Tuesday, February 1, 2011

The Egyptian Army: The Unknown Factor



In attempting to convince Mubarak to leave the scene, Washington obviously wants  to temper any further radicalization on the streets of Egypt and, above all, to ensure that the Egyptian Army remains unscathed. That would enable the generals to remain the power behind the scenes in the coming weeks and months—ready to step in, if necessary, to veto any attempt by Islamic fundamentalists to come to power—even by free and open elections. 
But determining what the Egyptian Army will ultimately do requires weighing a host of factors.
The announcement, for instance, that the Egyptian Army would refuse to take up arms against the people played perfectly into Washington’s game plan. It undercut Mubarak and prevented him from attempting a bloody showdown that could have been disastrous. In fact, the Egyptian military made that same announcement in 1977 when they were called in to quell riots after President Sadat announced cuts in basic food subsidies. The Army refused to intervene unless the subsidies were reestablished. Sadat restored the subsidies.
But does that mean the Army would be willing to step aside for whatever the will of the people turns out to be?  For a government dominated by the Moslem Brotherhood, for instance? For a government hostile to the U.S.? to Israel?
Of course, the Army is not monolithic. Its lower ranks are very much of the people: filled with hundreds of thousands of conscripts, drawn from the most humble ranks of society. The army has traditionally been the most important means of socializing and educating the lower classes, in theory, inculcating them with a sense of pride and patriotism. Indeed the 1971 Constitution says that the Egyptian Army shall “belong to the people”" This sentiment was made dramatically clear by the iconic images of soldiers shaking hands and embracing the demonstrators, even allowing them to paint slogans on their battle tanks.
The top ranks of the army, however, have other concerns—beginning with personal survival.  They certainly will never forget the lurid spectacle of Iranian generals being publicly executed in the aftermath of Khomeini’s revolution in Iran. Iran also demonstrated that a radical revolution also means a radically transformed military. (Egypt’s generals have a constant reminder of that lesson nearby:  The Shah is buried in a Cairo mosque.).
Under Mubarak, the top ranks of the Egyptian army have also enjoyed a pampered existence, in sprawling developments such as Cairo’s Nasr City. There, as elsewhere in Egypt, officers are housed in spacious condominiums, at highly subsidized rents,  They enjoy other amenities the average Egyptian can only dream of, such as nurseries, schools and military consumer "cooperatives" selling a range of domestic and imported products at discount prices.

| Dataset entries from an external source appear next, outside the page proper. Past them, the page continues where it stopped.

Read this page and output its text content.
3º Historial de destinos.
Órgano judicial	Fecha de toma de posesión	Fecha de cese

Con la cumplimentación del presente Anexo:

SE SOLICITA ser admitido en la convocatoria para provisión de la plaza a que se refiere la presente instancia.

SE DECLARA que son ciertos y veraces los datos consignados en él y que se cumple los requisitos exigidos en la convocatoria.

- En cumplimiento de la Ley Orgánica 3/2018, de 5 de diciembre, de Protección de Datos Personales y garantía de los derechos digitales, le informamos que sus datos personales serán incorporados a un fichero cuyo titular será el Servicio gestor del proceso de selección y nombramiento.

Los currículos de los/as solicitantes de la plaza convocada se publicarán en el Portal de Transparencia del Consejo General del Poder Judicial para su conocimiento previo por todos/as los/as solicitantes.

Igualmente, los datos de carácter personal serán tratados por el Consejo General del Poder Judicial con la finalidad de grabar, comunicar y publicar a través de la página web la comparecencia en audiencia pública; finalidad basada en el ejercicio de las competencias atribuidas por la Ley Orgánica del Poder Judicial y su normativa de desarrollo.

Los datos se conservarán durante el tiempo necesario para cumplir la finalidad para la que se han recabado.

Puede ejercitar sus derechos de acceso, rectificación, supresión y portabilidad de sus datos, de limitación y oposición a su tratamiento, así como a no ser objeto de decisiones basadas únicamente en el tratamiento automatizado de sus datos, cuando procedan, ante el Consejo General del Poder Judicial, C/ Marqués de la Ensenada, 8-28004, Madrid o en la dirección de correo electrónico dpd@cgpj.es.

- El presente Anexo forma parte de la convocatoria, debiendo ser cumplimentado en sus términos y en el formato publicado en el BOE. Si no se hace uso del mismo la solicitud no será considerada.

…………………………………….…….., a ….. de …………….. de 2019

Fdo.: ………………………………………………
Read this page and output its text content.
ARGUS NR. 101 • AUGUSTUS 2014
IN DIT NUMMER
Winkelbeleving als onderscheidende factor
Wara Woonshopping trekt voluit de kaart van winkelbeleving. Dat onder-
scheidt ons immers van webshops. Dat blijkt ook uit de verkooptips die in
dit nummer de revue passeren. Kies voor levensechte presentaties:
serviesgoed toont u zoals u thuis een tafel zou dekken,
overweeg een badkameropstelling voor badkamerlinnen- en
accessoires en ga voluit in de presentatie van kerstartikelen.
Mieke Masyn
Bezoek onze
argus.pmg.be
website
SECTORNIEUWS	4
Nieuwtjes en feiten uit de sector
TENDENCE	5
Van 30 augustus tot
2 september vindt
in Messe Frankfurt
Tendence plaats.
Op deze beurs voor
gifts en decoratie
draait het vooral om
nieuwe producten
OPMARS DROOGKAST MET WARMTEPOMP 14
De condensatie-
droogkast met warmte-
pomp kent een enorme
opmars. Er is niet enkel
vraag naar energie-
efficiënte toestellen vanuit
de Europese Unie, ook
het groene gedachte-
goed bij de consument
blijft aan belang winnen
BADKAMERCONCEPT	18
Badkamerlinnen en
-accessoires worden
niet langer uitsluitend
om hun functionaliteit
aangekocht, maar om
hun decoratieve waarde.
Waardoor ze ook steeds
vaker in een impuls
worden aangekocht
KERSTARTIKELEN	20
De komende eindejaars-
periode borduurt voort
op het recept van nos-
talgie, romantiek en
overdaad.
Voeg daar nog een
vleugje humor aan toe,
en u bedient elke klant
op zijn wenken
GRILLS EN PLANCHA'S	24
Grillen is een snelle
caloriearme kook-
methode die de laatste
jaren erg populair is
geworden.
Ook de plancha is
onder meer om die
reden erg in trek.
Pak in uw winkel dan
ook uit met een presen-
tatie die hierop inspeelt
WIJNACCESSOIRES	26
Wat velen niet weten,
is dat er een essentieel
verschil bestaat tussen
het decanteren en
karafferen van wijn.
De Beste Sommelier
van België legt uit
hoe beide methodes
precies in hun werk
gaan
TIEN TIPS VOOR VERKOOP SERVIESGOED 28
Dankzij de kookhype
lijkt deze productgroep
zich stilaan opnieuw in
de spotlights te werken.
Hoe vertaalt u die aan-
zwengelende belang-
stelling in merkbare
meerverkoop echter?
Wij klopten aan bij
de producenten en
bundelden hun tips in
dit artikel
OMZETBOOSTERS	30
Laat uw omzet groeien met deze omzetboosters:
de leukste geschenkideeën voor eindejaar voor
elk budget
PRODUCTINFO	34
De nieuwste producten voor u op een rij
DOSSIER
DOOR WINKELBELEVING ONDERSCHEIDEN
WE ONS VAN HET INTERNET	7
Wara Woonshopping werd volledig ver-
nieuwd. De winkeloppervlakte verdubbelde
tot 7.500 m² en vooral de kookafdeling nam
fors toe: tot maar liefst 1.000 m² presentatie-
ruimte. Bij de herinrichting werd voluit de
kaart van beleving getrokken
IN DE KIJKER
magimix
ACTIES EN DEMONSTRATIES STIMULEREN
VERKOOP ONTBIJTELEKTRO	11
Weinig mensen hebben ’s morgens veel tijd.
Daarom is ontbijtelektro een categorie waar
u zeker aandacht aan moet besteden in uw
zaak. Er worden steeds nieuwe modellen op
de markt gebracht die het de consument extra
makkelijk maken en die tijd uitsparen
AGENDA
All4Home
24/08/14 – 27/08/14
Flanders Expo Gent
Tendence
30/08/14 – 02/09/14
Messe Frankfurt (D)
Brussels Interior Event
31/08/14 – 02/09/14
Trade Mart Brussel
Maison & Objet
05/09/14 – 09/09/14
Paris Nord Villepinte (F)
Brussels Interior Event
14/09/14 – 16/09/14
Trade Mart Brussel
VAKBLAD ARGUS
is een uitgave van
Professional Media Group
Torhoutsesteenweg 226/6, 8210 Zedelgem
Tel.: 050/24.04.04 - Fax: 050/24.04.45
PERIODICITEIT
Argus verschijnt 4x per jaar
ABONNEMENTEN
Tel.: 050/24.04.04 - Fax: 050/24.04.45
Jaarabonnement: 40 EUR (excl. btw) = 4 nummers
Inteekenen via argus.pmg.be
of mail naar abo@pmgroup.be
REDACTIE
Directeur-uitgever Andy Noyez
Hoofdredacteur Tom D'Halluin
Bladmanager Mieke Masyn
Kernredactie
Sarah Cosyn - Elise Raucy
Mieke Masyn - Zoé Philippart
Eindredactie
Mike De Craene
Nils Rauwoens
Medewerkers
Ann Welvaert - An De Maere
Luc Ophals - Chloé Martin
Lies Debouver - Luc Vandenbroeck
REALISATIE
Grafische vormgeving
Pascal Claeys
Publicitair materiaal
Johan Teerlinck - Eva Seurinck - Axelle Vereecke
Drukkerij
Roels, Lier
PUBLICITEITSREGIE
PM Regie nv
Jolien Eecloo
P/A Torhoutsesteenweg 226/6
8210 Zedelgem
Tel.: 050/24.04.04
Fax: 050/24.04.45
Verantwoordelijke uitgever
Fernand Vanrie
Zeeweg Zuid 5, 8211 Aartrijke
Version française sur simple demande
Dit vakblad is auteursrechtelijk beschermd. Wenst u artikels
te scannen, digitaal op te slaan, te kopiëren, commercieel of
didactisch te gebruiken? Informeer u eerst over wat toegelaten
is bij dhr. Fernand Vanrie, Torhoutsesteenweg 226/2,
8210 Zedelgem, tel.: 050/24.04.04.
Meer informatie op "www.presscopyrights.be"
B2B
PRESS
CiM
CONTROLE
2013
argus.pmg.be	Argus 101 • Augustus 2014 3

One of the most indulged units is the Egyptian Republican Guard, a heavily armored division, with the main responsibility of defending Cairo and key government institutions. They are under the control of the Minister of Defense. It is apparently the only significant military unit allowed in central Cairo, apart from the intelligence service’s military branch.  Its ranks are filled primarily by highly motivated volunteers rather than conscripts. They are rewarded with bonuses, new cars and subsidized housing and greater training than the regular army.
The Guard was created originally in 1952 as a kind of Praetorian Guard by Nasser to protect the presidency. Do they still view that as their mission today?
But we’re not just talking about subsidized apartments.  Many of Egypt’s military brass are notoriously corrupt. They have used their power to line their pockets, just as have their civilian government counterparts. It was military land, for instance, that was sold by the generals to finance some major urban developments near Cairo-with little if any accounting.
The military also presides over a sprawling network of 16 factories across the country, employing tens of thousands of Egyptians. These factories turn out not just weapons, but an incredible array of domestic products from dishwashers to computers to medical diagnostic equipment. The military’s farms produce enough food to feed their ranks with plenty left over to sell to civilians.
The military’s justification for all this non-military activity is that the army is just more efficient that civilians. But many civilian businessmen complain that competing with the military is like trying to compete with the Mafia. The army’s operations they say are riddled with cozy inside dealings. In any case, once again, there is no public accounting. No one is quite sure whether they are making or losing money or who is pocketing the profits. Their operations are all off the books.
Though unspoken, such considerations will certainly be in the minds of the generals calling the shots in Cairo.
The U.S. also has a 1.3 billion dollar carrot dangling in front of the Egyptian Army. That annual American military aid to Egypt has allowed the Egyptian officers to get their hands on some of the most sophisticated of modern weapons—as we’ve seen over the past few days in downtown Cairo.
The generals realize there is no way the U.S. will continue paying for those goodies if a new regime more hostile to Israel takes power in Cairo.
Will they be willing to let that go?
On the other hand, there has reportedly been a surge in Islamic militancy among the ranks of the military themselves—and their wives. 
A frightening new era opens for Israel and its American friends.